Are My Tasks Secure?
Hardware Isolation
Let’s walk through the diagram below to understand the approach AWS takes from a hardware isolation perspective.
AWS doesn’t trust cgroups, namespaces and secomp policies when it comes to multi-tenancy. So they made the decision that only one task can run on a EC2 instance! That’s what the red X is supposed to symbolize in the picture.
Additionally, when your task completes or dies, the EC2 instance is terminated. AWS claims that whenever you invoke the RunTask API, your task will be running on a new pre-warmed EC2 instance.
Task Isolation
How does AWS prevent a task from reaching out of the container boundary and doing harm as a bad actor?

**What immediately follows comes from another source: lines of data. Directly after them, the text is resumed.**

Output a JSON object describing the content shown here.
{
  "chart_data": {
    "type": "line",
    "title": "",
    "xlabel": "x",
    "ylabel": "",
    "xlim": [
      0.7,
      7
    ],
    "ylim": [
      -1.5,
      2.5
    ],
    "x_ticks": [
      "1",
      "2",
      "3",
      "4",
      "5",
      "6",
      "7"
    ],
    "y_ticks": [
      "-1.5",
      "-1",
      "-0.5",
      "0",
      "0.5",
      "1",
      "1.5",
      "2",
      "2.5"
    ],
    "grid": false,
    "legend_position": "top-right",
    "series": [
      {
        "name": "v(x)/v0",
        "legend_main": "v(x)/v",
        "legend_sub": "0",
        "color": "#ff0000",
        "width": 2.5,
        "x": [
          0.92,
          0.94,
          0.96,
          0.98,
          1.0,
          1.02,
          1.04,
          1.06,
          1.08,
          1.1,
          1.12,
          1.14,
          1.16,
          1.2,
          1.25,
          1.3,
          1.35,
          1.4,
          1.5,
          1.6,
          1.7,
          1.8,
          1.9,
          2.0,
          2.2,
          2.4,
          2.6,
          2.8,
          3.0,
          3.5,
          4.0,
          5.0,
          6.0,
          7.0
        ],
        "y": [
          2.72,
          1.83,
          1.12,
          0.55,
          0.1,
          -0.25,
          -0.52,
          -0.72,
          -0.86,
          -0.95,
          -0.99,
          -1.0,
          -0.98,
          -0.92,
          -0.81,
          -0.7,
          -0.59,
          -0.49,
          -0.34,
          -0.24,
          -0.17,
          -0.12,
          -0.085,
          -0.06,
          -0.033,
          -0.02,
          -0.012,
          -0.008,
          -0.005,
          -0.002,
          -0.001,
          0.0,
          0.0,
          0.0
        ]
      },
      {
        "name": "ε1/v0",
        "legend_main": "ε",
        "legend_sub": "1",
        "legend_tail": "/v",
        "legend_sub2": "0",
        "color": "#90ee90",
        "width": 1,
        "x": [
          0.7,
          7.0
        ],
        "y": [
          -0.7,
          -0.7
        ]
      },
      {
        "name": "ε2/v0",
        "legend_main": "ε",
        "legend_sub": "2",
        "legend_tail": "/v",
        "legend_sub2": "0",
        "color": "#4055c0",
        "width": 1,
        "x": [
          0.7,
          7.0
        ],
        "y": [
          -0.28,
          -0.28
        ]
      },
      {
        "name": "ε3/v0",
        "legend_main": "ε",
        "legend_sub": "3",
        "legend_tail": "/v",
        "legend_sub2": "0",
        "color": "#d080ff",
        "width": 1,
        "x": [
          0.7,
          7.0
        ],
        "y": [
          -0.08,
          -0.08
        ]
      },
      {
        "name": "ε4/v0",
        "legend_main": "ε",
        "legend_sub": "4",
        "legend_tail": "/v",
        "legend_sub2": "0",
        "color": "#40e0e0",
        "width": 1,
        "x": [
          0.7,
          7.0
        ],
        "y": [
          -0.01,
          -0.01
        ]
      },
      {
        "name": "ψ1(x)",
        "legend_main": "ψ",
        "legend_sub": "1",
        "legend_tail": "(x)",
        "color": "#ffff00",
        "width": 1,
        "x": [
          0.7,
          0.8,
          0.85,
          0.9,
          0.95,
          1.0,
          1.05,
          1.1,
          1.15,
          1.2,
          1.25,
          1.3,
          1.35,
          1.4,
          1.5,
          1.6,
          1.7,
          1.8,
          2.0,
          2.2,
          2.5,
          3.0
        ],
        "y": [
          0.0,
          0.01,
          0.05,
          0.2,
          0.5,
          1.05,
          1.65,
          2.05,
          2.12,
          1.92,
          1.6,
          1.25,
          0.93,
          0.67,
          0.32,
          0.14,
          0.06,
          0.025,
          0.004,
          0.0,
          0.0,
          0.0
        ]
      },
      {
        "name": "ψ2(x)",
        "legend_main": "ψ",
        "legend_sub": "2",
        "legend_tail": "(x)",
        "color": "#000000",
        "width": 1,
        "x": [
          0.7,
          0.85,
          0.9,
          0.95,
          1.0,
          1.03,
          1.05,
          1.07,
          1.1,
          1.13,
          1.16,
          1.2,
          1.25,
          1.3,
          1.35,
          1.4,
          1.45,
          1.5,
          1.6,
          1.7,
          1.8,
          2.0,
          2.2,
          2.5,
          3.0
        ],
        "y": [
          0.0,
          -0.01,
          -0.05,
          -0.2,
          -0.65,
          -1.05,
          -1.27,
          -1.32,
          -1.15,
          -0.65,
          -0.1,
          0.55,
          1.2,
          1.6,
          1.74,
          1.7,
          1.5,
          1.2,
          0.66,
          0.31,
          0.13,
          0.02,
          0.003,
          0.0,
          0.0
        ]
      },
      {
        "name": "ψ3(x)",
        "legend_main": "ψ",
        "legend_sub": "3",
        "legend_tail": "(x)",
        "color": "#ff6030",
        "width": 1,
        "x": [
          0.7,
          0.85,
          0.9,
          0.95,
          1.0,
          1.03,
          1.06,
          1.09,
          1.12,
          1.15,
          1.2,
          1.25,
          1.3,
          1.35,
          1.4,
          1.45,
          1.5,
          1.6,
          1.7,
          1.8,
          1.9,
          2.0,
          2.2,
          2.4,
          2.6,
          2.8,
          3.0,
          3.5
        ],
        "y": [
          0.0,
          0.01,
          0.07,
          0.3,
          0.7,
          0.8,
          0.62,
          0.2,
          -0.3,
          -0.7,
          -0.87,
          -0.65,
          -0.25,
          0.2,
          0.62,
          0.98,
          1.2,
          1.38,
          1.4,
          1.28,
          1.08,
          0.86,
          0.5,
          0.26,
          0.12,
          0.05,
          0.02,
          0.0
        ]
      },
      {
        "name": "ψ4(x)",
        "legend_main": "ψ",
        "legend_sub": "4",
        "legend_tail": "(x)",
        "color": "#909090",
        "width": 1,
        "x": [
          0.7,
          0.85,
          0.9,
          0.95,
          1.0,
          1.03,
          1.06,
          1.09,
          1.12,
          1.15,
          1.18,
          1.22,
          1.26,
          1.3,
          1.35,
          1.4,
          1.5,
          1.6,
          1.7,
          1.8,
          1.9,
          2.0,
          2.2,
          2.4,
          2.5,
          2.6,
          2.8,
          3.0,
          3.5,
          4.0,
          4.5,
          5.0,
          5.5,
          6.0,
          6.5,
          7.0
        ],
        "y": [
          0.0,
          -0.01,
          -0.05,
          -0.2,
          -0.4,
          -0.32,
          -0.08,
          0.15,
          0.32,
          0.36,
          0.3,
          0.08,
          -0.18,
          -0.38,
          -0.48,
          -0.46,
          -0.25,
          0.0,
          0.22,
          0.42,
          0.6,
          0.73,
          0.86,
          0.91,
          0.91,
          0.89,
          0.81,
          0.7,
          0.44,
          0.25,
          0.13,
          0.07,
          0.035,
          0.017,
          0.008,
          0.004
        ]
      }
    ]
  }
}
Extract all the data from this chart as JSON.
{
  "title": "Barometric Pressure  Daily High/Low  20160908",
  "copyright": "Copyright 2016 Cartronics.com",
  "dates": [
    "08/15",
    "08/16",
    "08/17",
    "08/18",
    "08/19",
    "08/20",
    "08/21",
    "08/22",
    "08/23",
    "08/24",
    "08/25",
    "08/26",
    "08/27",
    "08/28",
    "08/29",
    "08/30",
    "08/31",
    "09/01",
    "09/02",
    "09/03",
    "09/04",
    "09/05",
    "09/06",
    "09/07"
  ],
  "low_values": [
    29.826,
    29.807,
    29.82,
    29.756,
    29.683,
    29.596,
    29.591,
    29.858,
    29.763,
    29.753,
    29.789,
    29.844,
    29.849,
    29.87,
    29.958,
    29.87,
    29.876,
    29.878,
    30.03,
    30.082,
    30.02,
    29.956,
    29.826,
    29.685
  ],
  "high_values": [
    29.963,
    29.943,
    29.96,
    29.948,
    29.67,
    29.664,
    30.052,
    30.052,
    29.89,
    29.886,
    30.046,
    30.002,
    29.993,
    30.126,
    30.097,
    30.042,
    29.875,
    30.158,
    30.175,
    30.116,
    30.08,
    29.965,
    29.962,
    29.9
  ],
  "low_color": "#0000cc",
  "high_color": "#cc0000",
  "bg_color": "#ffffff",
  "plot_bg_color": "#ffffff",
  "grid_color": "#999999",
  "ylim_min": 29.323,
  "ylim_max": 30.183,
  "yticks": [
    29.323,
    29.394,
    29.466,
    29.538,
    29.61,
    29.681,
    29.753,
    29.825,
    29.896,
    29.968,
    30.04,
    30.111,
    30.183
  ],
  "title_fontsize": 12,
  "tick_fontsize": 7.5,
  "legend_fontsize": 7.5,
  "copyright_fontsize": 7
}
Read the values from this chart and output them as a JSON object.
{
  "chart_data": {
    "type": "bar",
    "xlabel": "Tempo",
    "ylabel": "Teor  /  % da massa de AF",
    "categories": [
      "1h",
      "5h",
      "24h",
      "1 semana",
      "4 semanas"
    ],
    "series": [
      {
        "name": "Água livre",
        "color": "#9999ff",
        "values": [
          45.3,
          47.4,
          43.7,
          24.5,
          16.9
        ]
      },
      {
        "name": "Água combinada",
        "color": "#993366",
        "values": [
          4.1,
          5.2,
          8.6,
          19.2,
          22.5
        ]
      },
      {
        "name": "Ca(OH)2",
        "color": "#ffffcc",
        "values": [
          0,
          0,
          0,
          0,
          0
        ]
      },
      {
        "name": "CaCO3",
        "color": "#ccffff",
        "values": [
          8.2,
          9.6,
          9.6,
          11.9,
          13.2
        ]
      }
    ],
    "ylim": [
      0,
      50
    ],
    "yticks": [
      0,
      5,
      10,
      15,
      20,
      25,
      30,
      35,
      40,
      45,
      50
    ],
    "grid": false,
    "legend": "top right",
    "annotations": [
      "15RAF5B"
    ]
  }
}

AWS claims that the container runtime, Fargate Agent and Guest Kernel only include state/information for the locally running task. Even if the components are compromised, there’s no information for a bad actor to use.
Well couldn’t a bad actor leverage the Fargate ENI we talked about earlier? Wouldn’t they have access to the fleet of EC2 instances and Control Plane?
To mitigate against the Fargate ENI doing bad things with the EC2 instances, AWS
- uses security groups to block communication between instances
- monitors VPC flow logs in the Fargate VPC for suspicious activity
To mitigate against the Fargate ENI doing bad things with the Control Plane, the Fargate agent only has privileges to discover and mutate about the local task..
Did you know that security groups are associated with network interfaces? I thought they were associated with the actual instance.
Other Fun Facts
The following tidbits are true as of platform version 1.4.0
Fargate no longer uses Docker Engine
Docker Engine has a lot of features that Fargate provides natively. They are instead just using containerd as the execution engine.
Fargate tasks now have a consolidated 20GB ephemeral volume
Tasks used to have two ephemeral local volumes. One for a staging area for containers running in the same ECS task and one for host container images.
Now there’s just one volume so that tasks can use this space however they want.